For decades MPLS was the technology for secure, private business networks. MPLS is expensive, and it requires new lines connected at every satellite location. There is significant cost saving available when replacing an MPLS system with SD-WAN, and thousands of businesses have done exactly that. Beyond the cost savings, however, SD-WAN is far more agile and fits better with innovative companies.
MPLS, although expensive, made sense when everyone worked in the same building, or a limited number of specific office locations. There was a perceived degree of security in having a closed, hard-wired system, which may have been true 20 years ago. Now, even a “closed” office network requires frequent access to the Internet, and once that door is opened, the security advantage of a dedicated line is negated.
MPLS is also incompatible with the way businesses operate today.
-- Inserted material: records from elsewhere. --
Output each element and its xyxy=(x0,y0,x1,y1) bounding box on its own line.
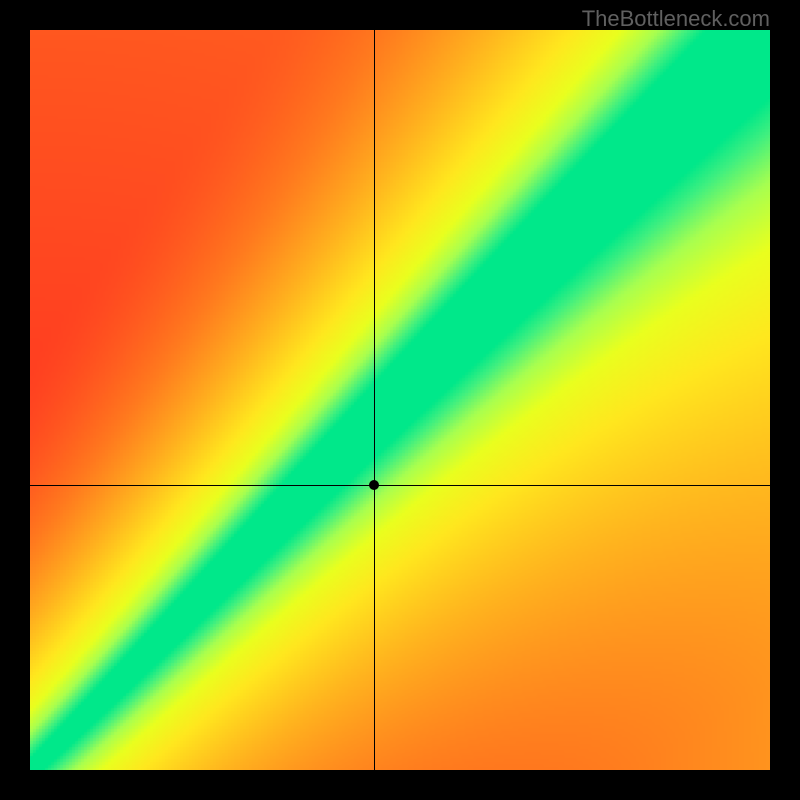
watermark-text: TheBottleneck.com xyxy=(582,6,770,32)
crosshair-marker xyxy=(369,480,379,490)
crosshair-horizontal xyxy=(30,485,770,486)
heatmap-canvas xyxy=(30,30,770,770)
crosshair-vertical xyxy=(374,30,375,770)
heatmap-plot xyxy=(30,30,770,770)
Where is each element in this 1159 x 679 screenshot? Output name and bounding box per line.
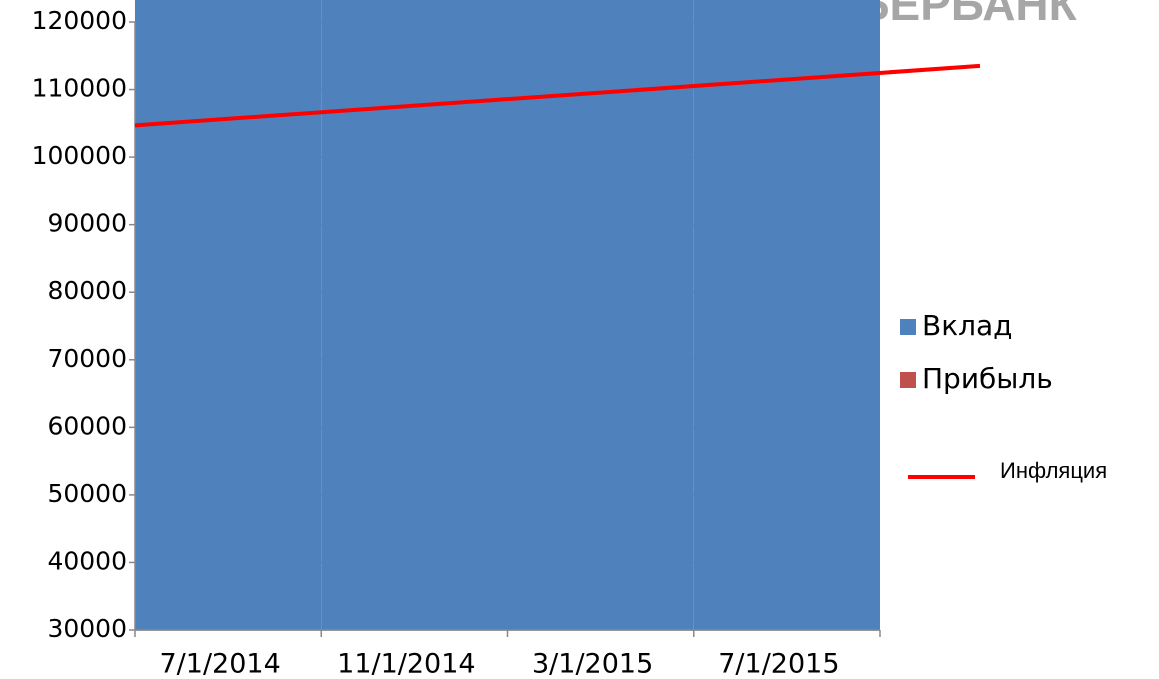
legend-swatch	[900, 319, 916, 335]
legend-label: Инфляция	[1000, 458, 1107, 483]
y-tick-label: 100000	[32, 141, 127, 170]
bar	[507, 0, 694, 630]
bar	[135, 0, 322, 630]
inflation-line	[134, 63, 981, 128]
y-tick-label: 80000	[47, 276, 127, 305]
y-tick-label: 50000	[47, 479, 127, 508]
bar	[693, 0, 880, 630]
y-tick-label: 90000	[47, 209, 127, 238]
y-tick-label: 30000	[47, 614, 127, 643]
y-tick-label: 120000	[32, 6, 127, 35]
bar	[321, 0, 508, 630]
x-tick-label: 7/1/2014	[159, 649, 280, 679]
y-tick-label: 60000	[47, 411, 127, 440]
x-tick-label: 3/1/2015	[532, 649, 653, 679]
y-tick-label: 70000	[47, 344, 127, 373]
y-tick-label: 40000	[47, 546, 127, 575]
y-tick-label: 110000	[32, 74, 127, 103]
legend-label: Прибыль	[922, 362, 1053, 395]
legend-label: Вклад	[922, 309, 1013, 342]
legend-swatch	[900, 372, 916, 388]
x-tick-label: 7/1/2015	[718, 649, 839, 679]
x-tick-label: 11/1/2014	[337, 649, 475, 679]
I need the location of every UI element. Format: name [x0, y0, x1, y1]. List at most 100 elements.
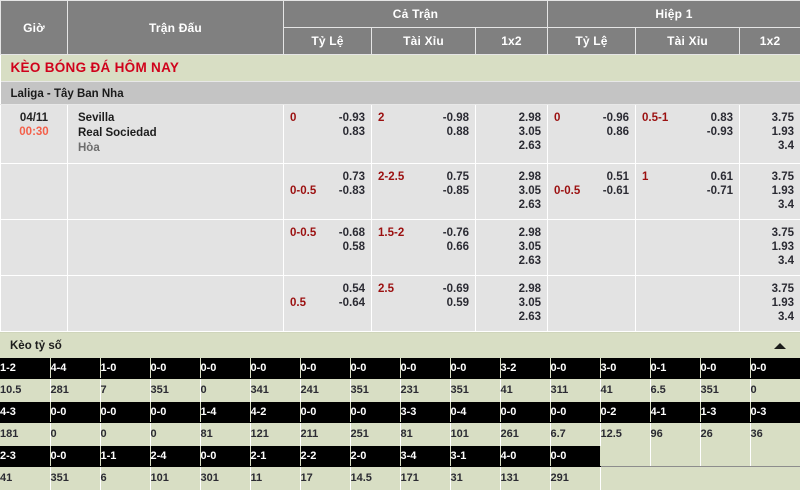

The complication of installing new lines for every satellite location was a rare nuisance when there were only a few remote offices. As businesses expand to multiple locations with remote workers and international offices, MPLS becomes a major hurdle.
Peplink SD-WAN can offer significant savings over MPLS, real network security, and significant flexibility. Peplink’s SpeedFusion technology doesn’t rely on a closed system for security. Rather, SpeedFusion secures every transmission with packet-level encryption. That means that a single company vehicle with an inexpensive Peplink cellular router can connect to a main or satellite office and still have the same level of security as someone hardwired in the next room.
Peplink SD-WAN can use any existing commodity connections available at each location. The main office can be served by an Xfinity cable connection while a branch office is connected with AT&T DSL. Remote and mobile locations can use any of several cellular providers to connect. All of the various links are connected and secured by Peplink software. Typical MPLS connections can cost anywhere from $300 or more per Mbps per month. They often include fees for international service and other connections beyond the network. A typical cable connection will cost business customers less than $15 per Mbps per month. The per-line connection savings alone are dramatic.
Harrington Industrial Plastics, a Peplink customer—with 43 satellite offices—realized a $100,000 savings in the first year. Where the 768kb MPLS deployed previously had cost them $192,000 a year for all 43 sites, the company’s Peplink solution is now only costing them $92,000. Their total bandwidth has been increased from 36 Mbps to 138 Mbps.
Clinton National Bank in Iowa was able to convert its nine locations from T1 MPLS to Peplink SD-WAN resulting in increased bandwidth and cost savings. Kevin Ross, Information Technology Officer for Clinton reported, “We have been able to increase our bandwidth from 1.5M to approximately 20M at our branches that were previously costing us a very high rate. Our ROI will be very short, increasing profitably at some locations where profits were being taken up substantially in Telco costs alone. We anticipate savings of approximately $2,500 per month.”
Any business still paying for, and being limited by, MPLS technology should at least explore the savings and agility of a Peplink SD-WAN system.